Choosing a class became choosing a discipline, and choosing a discipline became choosing a career, and choosing a career became choosing a life, and how was anyone supposed to do that, when you only had one?

But teaching, teaching might be a way to have what he wanted.

Teaching is an extension of learning, a way to be a perpetual student.

And yet. “I’m not qualified, sir.”

“You’re an unconventional choice,” the dean admits, “but that doesn’t mean you’re the wrong one.”

Except in this case, that’s exactly what it means.

“I don’t have my doctorate.”

The frost spreads into a sheen of ice across the dean’s vision. “You have a fresh perspective.”

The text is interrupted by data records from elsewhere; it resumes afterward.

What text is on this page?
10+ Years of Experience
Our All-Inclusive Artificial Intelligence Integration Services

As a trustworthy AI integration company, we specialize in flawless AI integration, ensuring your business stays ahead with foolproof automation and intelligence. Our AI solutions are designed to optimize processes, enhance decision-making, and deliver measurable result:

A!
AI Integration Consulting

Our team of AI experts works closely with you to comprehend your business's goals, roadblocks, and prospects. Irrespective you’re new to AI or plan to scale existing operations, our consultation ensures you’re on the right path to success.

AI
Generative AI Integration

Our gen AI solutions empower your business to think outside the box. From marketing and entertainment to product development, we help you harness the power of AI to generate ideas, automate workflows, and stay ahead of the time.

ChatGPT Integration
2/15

“Aren’t there requirements?”

“There are, but there’s a measure of latitude, to account for different backgrounds.”

“I don’t believe in God.”

The words tumble out like stones, landing heavy on the desk between them.

And Henry realizes, now that they’re out, that they aren’t entirely true. He doesn’t know what he believes, hasn’t for a long time, but it’s hard to entirely discount the presence of a higher power when he recently sold his soul to a lower one.

Henry realizes the room is still quiet.

The dean looks at him for a long moment, and he thinks he’s done it, he’s broken through.